中年女性も、最初は熟年男性についていこうとしますが、すんでのところで気を変えて、エレベーターに残る。世代的にちょうど真ん中である彼女は、ふたつの「常識」のあいだで揺れ動いています。
その後すったもんだの末に、出て行った熟年男性の血まみれの死体がエレベーターに転がり込んできたあたりで中年女性の精神が限界に達し、若者をナイフでめった刺しにしてしまう。

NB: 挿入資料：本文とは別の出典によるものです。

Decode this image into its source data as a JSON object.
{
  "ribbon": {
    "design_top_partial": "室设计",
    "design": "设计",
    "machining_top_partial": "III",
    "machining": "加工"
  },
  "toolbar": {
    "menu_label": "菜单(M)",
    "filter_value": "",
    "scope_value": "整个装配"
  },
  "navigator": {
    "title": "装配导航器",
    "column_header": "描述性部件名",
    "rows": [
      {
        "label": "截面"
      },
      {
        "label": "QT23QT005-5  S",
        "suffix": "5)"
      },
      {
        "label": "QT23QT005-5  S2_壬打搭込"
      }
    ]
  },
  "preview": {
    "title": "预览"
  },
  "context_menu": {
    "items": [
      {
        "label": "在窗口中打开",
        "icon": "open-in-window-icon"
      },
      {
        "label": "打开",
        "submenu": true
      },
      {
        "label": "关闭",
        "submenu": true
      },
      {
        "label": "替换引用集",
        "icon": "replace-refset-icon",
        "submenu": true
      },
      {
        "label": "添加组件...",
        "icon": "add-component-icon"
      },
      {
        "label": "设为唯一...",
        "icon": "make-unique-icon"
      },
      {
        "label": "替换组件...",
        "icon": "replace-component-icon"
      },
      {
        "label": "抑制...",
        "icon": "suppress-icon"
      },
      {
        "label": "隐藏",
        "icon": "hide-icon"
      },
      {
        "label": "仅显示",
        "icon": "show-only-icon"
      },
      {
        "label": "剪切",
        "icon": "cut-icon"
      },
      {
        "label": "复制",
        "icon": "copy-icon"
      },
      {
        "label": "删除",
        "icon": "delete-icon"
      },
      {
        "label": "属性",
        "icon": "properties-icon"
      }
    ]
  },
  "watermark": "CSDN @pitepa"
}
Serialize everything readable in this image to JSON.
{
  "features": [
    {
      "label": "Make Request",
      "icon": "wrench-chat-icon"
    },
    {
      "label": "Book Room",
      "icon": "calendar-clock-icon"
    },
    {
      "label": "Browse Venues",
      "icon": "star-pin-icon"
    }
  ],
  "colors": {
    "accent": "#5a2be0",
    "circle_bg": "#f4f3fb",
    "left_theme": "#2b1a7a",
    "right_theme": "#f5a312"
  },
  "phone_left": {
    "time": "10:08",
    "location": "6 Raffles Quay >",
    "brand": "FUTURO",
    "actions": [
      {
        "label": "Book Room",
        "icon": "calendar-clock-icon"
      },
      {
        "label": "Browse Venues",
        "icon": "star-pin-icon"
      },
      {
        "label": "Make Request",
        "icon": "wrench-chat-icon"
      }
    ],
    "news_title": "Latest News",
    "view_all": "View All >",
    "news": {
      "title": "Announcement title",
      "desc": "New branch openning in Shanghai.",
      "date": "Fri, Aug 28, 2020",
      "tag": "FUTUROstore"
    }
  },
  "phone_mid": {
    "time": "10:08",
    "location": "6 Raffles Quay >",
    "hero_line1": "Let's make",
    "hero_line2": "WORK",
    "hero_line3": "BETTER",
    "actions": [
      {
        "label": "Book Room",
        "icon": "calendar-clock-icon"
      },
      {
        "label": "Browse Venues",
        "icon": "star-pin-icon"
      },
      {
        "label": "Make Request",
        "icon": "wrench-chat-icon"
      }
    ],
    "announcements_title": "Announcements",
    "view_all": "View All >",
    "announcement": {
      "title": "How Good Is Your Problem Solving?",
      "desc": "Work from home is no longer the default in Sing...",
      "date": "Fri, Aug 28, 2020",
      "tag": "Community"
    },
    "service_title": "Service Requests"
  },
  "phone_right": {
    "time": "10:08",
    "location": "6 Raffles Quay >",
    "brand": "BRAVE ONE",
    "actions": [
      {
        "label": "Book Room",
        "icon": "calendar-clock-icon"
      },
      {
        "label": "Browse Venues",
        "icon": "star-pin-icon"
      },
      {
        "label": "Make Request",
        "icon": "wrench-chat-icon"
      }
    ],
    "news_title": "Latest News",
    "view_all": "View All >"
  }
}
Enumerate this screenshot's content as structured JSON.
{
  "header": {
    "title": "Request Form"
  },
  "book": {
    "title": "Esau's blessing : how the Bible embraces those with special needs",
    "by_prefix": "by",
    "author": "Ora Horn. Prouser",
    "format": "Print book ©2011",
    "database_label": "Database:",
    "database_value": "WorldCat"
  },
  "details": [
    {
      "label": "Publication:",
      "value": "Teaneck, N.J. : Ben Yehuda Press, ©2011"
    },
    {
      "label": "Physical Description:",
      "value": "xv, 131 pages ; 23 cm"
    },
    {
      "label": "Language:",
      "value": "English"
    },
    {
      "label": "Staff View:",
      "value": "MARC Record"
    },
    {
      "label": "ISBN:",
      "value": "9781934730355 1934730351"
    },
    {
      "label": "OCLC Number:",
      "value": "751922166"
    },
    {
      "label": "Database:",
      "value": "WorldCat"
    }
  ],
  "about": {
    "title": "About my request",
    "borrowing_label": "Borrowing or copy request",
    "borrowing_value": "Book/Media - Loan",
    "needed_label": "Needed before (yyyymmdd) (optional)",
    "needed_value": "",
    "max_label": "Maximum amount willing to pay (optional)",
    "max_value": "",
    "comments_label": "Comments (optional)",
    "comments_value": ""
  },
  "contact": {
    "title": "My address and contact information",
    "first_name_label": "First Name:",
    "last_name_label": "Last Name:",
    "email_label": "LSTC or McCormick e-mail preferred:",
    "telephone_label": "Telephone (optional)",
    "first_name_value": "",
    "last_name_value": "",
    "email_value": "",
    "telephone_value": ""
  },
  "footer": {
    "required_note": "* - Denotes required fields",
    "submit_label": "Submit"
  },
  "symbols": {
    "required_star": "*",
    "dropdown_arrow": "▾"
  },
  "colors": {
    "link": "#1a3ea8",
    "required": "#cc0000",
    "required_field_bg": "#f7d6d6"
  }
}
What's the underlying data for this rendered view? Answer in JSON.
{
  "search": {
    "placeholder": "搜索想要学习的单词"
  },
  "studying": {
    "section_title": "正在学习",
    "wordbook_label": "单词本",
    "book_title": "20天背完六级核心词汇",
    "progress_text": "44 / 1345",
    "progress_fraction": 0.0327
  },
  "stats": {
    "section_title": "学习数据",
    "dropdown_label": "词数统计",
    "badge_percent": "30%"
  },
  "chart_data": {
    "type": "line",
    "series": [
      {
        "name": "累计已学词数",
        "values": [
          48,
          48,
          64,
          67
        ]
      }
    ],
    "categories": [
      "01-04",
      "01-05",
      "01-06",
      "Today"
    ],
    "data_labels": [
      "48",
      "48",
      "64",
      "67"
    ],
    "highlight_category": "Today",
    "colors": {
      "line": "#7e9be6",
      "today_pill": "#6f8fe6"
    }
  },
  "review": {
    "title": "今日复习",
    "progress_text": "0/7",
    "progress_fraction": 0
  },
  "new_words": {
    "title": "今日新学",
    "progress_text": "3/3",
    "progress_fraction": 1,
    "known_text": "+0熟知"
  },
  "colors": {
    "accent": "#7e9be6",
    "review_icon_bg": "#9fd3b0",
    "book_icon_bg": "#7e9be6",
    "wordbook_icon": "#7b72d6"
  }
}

そしてついに地下に到達したエレベーター。扉が開くと、「外側」から助けを求める人々が大挙してエレベーターに押し寄せてくる。エレベーターの「外側」は、若者の警告通り「怪物が徘徊し、人間を襲っている」という「あたらしい常識」が支配する世界になっていた…というラストです。
映画は、エレベーターの「内側」があたらしい「常識」に満たされ、狂気じみた表情を浮かべる中年女性の顔のアップで幕を閉じます。
この映画には実際の「怪物」は一切姿を見せませんが、「怪物」が本当にいたのかどうかよりも(「いた」というオチではあるんだろうけど)、それまでの「常識」があらたな「常識」とせめぎあっているときの混乱を描いた物語...という風にみると面白いのではないかなーと。
現実の世の中も「そんなアホな」と唖然とするような出来事が普通にニュースになる、これまでの「常識」が次々と崩れ落ちていく大転換期のまっただ中ですが、テンパったあまりに、誰かをめった刺しにするようなマネはしでかさないように気をつけたいと思いました。